The trio discuss the latest data on consumer sentiment, which shows a reluctance on the part of consumers to buy major household items. This indicates that the RBA 125 basis point rate movement is taking effect and consumers are now watching the hip-pocket and cutting back on spending. Could this also be attributed to the increased cost of living though? The time to buy a dwelling index has reached a new low post the GFC and the trio discuss an increasing chasm in sentiment between male and female purchasers.   

  1. Will the RBA oversteer the ship again on inflation?

David explains why the Australian economy is particularly sensitive to interest rate changes, compared with other countries. This means that any rate changes are likely to have a big and fast impact, as is already showing in the consumer sentiment data, with willingness to spend dropping significantly.

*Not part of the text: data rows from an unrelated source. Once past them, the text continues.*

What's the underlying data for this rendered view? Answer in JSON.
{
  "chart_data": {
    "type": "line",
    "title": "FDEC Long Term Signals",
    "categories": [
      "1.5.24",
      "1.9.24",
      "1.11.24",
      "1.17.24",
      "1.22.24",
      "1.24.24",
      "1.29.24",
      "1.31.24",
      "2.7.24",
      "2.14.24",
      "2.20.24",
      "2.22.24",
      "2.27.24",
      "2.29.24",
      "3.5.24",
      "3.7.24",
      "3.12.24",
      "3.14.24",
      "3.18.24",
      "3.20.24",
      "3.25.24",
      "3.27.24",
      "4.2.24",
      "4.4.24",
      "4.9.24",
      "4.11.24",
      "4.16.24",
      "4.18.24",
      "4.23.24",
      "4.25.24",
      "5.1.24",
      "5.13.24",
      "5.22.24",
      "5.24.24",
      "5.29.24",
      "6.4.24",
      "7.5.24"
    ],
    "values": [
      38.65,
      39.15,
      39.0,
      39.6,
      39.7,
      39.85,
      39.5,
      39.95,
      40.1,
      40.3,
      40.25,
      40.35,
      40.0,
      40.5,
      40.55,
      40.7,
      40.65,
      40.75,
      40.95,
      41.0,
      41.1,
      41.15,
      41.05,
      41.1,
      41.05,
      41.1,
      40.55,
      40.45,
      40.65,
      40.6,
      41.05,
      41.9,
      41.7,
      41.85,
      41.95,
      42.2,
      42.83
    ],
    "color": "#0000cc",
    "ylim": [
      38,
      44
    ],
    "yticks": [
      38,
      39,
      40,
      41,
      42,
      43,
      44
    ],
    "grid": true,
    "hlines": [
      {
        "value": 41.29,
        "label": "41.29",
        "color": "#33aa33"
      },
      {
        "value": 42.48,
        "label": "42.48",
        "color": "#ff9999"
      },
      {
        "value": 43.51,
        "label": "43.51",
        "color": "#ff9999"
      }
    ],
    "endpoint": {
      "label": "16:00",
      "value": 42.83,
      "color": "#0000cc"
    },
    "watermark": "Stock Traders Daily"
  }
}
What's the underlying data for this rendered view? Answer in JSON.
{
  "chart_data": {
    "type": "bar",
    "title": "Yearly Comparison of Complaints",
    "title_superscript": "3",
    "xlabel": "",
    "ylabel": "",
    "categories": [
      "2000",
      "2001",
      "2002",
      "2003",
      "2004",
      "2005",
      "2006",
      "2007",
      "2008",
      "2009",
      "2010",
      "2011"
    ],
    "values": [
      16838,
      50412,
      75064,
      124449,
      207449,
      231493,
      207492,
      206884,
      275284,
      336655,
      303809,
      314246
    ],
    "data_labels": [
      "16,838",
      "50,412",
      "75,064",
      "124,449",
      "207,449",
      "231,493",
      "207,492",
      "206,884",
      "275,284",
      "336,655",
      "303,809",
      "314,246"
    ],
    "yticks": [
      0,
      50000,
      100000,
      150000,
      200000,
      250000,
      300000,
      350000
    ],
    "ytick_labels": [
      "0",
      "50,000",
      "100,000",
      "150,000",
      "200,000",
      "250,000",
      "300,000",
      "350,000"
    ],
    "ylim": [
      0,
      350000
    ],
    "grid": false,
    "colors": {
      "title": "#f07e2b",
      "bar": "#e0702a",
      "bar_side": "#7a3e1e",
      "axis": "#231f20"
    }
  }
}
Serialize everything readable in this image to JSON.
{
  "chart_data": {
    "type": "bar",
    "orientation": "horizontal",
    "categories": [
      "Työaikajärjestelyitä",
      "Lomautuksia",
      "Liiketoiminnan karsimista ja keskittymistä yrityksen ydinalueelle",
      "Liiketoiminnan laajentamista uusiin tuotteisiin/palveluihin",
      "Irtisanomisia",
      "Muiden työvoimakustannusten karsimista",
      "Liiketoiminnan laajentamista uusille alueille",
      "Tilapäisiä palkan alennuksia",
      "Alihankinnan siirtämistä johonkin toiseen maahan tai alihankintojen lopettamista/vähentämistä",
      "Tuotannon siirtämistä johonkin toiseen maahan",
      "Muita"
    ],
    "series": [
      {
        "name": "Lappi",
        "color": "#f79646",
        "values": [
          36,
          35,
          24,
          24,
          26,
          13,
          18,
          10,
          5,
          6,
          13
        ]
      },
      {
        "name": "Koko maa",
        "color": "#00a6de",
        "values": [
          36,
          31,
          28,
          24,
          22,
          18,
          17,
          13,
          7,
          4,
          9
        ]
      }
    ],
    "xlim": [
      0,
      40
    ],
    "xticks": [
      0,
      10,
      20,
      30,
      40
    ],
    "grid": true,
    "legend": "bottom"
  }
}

Ideally the RBA will not raise rates more than 0.25% next month or even, dare we say it, take a break. The trio discuss a significant hurdle and structural weakness with inflation data, it is simply too old! By the time the RBA knows what’s happening with inflation, it’s too late.  

  1. Lending indicators and the three-year bond yield

Not much has changed over May, although we expect to see a shift towards investors in the coming months as home purchasers elect to wait and see. The three-year bond yield peaked on 20th of June and has started to drop slightly since, which indicates that the market is starting to draw back predictions on how high rates will rise. 



Gold Nuggets

Cate Bakos, the Property Buyer’s gold nugget – vote #1 Dave Johnston for RBA Governor

David Johnston, the Property Planner’s gold nugget – message to Governor Lowe, I think if you’re listening, let’s slow down now on the rate rises. We are highly sensitive because of high percentage of variable rate loans, transference of wealth effect is significant, we’ve already seen Sydney biggest drop since 1989, will flow through to the consumer and inflation. Steady as she goes. Neutral rate around 2%.